Но этого мало: он убедил меня, что в настоящее время порядочный человек не только не имеет причин опасаться внезапных жизненных метаморфоз, но даже обязывается жить для славы своего отечества.
– Ты сам виноват, душа моя, – сказал он, – с одной стороны, ты слишком мрачно смотришь на вещи, а с другой – чересчур уж смирен и не выказываешь ни малейшей самостоятельности. Будь тверже, голубчик, и живи! Живи, потому что и твоя жизнь еще может быть полезной.
И я живу.
МОНРЕПО-УСЫПАЛЬНИЦА
Мало-помалу тревога, возбужденная во мне появлением на нашем сельском горизонте Грацианова, улеглась. Да ежели говорить по правде, и тревожного тут ничего не было, и только исключительные условия, составляющие мою личную особенность, могли содействовать возведению такого пустого факта на степень переполоха. Дело в том, что у меня с малых лет напугано воображение, и напугано, надо сказать правду, начальством. Всю жизнь я ничего другого не видел перед собой, кроме начальников; всю жизнь мне твердили: тупа арифметика, косноязычна грамматика, ежели нет в сердце спасительного, начальственного трепета. Сначала я смотрел на родителей как на начальство; потом поступил в заведывание воспитателей, которые тоже надувались и говорили: «Мы – ваше начальство!» – а наконец, и вправду попал начальству в руки. Ну, натурально, испугался. Напоследях спрятался в Монрепо и думал: уж тут-то меня не настигнет начальственный взор – и вдруг Грацианов!..
Lui! toujours lui! [5]
Но, в сущности, повторяю, все эти тревоги – фальшивые. И ежели отрешиться от мысли о начальстве, ежели победить в себе потребность каяться, признаваться и снимать шапку, ежели сказать себе: за что же начальство с меня будет взыскивать, коли я ничего не делаю, и ежели, наконец, раз навсегда сознать, что и становые и урядники – все это нечто эфемерное, скоропреходящее, на песце построенное (особливо, коли есть кому пожаловаться в губернии), то, право, жить можно. Умирать же и подавно ни от кого запрета нет…

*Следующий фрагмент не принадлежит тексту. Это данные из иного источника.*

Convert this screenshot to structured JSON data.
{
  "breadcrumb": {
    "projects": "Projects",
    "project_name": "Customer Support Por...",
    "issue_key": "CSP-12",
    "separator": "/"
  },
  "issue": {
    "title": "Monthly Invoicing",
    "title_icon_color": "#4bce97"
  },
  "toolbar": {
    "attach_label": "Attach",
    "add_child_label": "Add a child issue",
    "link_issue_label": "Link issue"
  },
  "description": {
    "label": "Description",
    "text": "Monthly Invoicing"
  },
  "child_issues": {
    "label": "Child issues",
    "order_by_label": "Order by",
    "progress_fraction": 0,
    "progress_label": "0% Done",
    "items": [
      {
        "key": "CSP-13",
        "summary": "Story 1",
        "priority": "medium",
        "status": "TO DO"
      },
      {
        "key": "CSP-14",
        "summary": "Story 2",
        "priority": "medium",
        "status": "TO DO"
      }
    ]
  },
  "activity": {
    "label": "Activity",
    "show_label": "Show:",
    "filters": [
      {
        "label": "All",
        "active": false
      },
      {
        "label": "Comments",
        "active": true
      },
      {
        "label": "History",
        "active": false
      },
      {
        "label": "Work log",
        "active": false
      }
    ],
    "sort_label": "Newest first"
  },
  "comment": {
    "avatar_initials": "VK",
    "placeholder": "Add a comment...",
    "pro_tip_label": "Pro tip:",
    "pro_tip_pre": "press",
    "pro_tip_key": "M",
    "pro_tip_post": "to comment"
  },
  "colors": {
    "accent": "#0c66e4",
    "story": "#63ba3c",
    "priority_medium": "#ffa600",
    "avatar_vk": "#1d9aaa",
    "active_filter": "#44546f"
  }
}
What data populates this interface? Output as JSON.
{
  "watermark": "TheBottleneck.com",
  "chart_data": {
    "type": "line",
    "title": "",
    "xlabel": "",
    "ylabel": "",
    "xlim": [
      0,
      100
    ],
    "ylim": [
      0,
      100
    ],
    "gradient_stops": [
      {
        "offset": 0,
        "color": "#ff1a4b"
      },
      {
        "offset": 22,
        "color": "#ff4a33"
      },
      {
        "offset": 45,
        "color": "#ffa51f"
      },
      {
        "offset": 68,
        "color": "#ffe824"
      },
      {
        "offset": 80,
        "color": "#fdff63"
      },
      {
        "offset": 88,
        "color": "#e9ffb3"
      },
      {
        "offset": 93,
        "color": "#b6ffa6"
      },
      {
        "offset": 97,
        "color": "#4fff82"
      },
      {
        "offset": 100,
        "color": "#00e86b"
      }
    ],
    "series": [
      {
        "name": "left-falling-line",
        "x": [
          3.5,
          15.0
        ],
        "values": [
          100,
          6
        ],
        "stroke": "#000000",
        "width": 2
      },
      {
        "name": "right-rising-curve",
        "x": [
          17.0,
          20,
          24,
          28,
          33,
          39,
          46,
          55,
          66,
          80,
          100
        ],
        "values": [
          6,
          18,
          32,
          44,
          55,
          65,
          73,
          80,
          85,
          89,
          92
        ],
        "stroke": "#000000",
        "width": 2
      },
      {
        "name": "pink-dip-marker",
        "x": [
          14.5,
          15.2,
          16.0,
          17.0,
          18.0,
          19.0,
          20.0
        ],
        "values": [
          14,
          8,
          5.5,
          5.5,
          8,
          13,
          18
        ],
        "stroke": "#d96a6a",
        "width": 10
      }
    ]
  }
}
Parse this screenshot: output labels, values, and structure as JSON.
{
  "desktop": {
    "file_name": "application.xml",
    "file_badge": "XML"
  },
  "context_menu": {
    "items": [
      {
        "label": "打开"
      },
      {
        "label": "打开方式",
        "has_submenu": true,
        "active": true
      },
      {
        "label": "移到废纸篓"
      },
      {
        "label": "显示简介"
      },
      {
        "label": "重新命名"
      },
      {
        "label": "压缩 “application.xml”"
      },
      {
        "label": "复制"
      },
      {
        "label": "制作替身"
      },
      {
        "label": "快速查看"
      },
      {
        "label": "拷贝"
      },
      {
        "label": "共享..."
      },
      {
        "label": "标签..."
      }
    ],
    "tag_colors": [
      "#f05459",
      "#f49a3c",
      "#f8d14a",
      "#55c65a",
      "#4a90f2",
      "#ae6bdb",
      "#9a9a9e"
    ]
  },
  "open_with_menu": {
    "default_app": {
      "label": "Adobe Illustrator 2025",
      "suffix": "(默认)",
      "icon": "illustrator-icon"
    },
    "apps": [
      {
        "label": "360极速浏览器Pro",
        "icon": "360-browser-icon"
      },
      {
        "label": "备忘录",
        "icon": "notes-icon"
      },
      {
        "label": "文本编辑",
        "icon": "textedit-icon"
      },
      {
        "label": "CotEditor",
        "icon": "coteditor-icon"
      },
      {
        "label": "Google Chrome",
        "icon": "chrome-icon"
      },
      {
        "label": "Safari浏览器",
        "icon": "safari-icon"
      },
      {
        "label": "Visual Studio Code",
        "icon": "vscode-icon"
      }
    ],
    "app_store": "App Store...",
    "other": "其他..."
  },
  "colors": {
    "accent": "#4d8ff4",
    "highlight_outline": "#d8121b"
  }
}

А умирать – пора. Не умереть, а именно умирать, освобождаться от жизни постепенно, непостыдно, сладко. Среди царящей суматохи, где слышатся голоса только бесчисленного множества темпераментов, где нападающие не знают, на кого они нападают, а защищающиеся – от кого они обороняются, где нет речи об идеале, а мечется в глаза только обнаженный факт борьбы, – в такой суматохе ничего лучшего не придумаешь, как схорониться в укромное место и там – начать умирать.